We’ve been brought together to consider his delayed debut as feature director. The amiable Quartet stars Maggie Smith, Billy Connolly, Tom Courtenay and Pauline Collins as squabbling residents of a retirement home for classical musicians. I had heard that he had held off directing for so long out of a strange loyalty to his late father. The old man had always wanted to be a film director, but never quite managed it.
“Yes. I would say that’s right. But it was never conscious on my part. I didn’t want to invade his territory. After years of therapy, that did finally come to me. It might have hurt his feelings if I’d done I when he was still alive.”
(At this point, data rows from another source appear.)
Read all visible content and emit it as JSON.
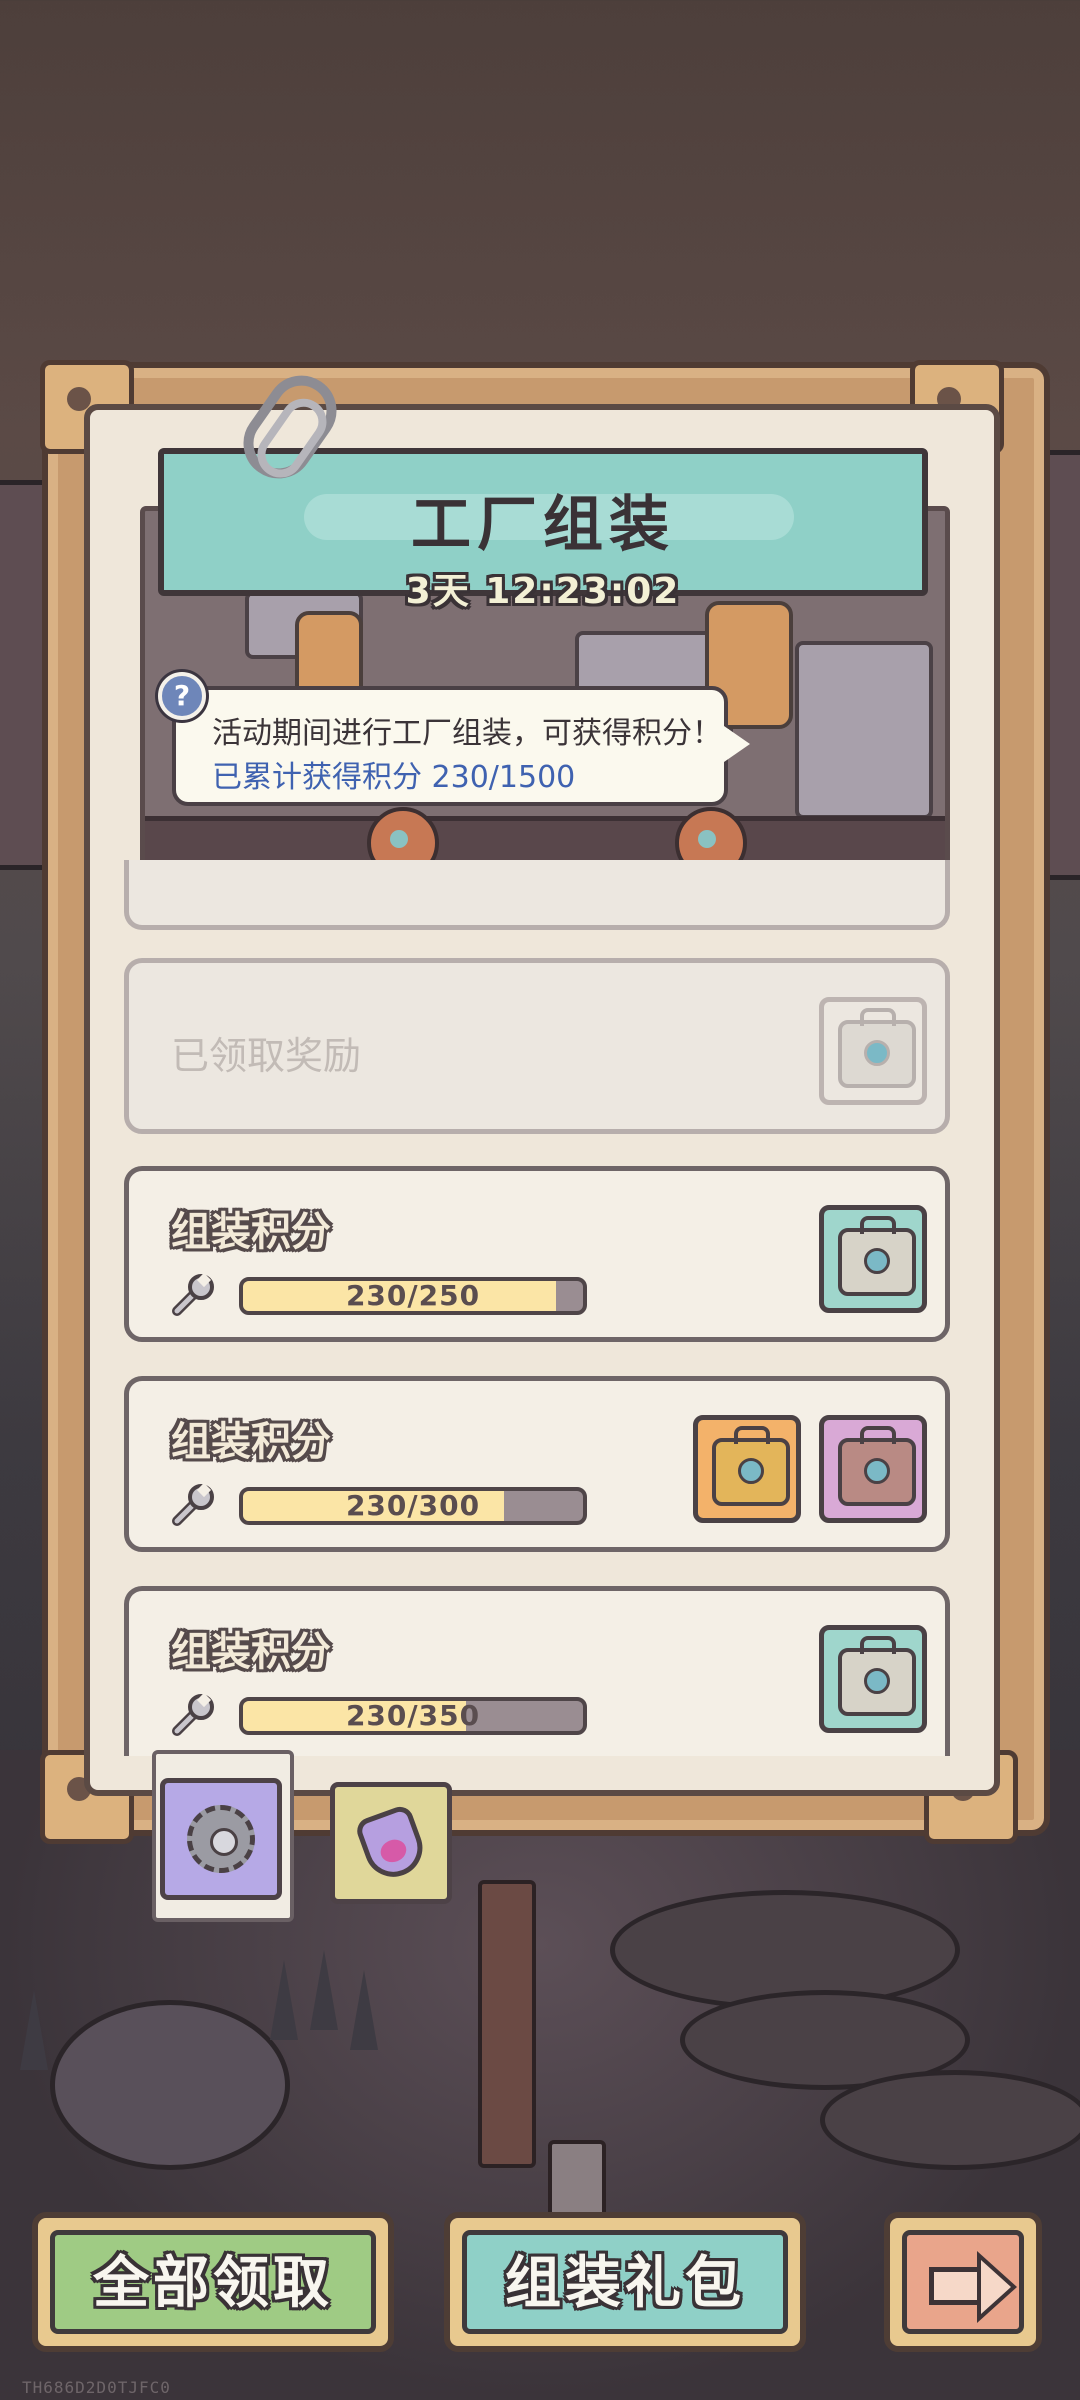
{
  "event": {
    "title": "工厂组装",
    "timer": "3天 12:23:02",
    "tip_line1": "活动期间进行工厂组装，可获得积分！",
    "tip_line2": "已累计获得积分  230/1500",
    "help_symbol": "?"
  },
  "rewards": [
    {
      "label": "已领取奖励",
      "state": "claimed",
      "chests": [
        "gray"
      ]
    },
    {
      "label": "组装积分",
      "progress_text": "230/250",
      "progress": 0.92,
      "chests": [
        "blue"
      ]
    },
    {
      "label": "组装积分",
      "progress_text": "230/300",
      "progress": 0.767,
      "chests": [
        "gold",
        "pink"
      ]
    },
    {
      "label": "组装积分",
      "progress_text": "230/350",
      "progress": 0.657,
      "chests": [
        "blue"
      ]
    }
  ],
  "tabs": [
    {
      "name": "assembly",
      "icon": "gear-icon",
      "selected": true
    },
    {
      "name": "potion",
      "icon": "potion-icon",
      "selected": false
    }
  ],
  "buttons": {
    "claim_all": "全部领取",
    "assembly_pack": "组装礼包",
    "next": "arrow-right-icon"
  },
  "colors": {
    "claim_all_button": "#9fcb84",
    "assembly_pack_button": "#8fd0c7",
    "next_button": "#e9a58b",
    "title_banner": "#8fd0c7",
    "tip_highlight": "#3f62b0",
    "progress_fill": "#fbe5a6"
  },
  "watermark": "TH686D2D0TJFC0"
}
Hoffman goes on to explain that his dad travelled to Los Angeles from Chicago during the Great Depression. He dug ditches and then somehow got a job in the props department at Columbia Pictures. An aspiration to direct never flourished and he ended up selling furniture.
Hoffman had no great ambitions to act as a child. Later, while at college, he stumbled into the business largely by accident.
“People often ask: do you come from a dysfunctional family?’ I say: I have never met a family thats functional. I had some notion of being a doctor. Then, in junior college, somebody recommended that I take some acting classes. ‘It’s like gym,’ they said. ‘You get three credits and nobody fails.’ I didn’t think I was any good. But it was the first thing I’d studied where the time passed. It flew by.”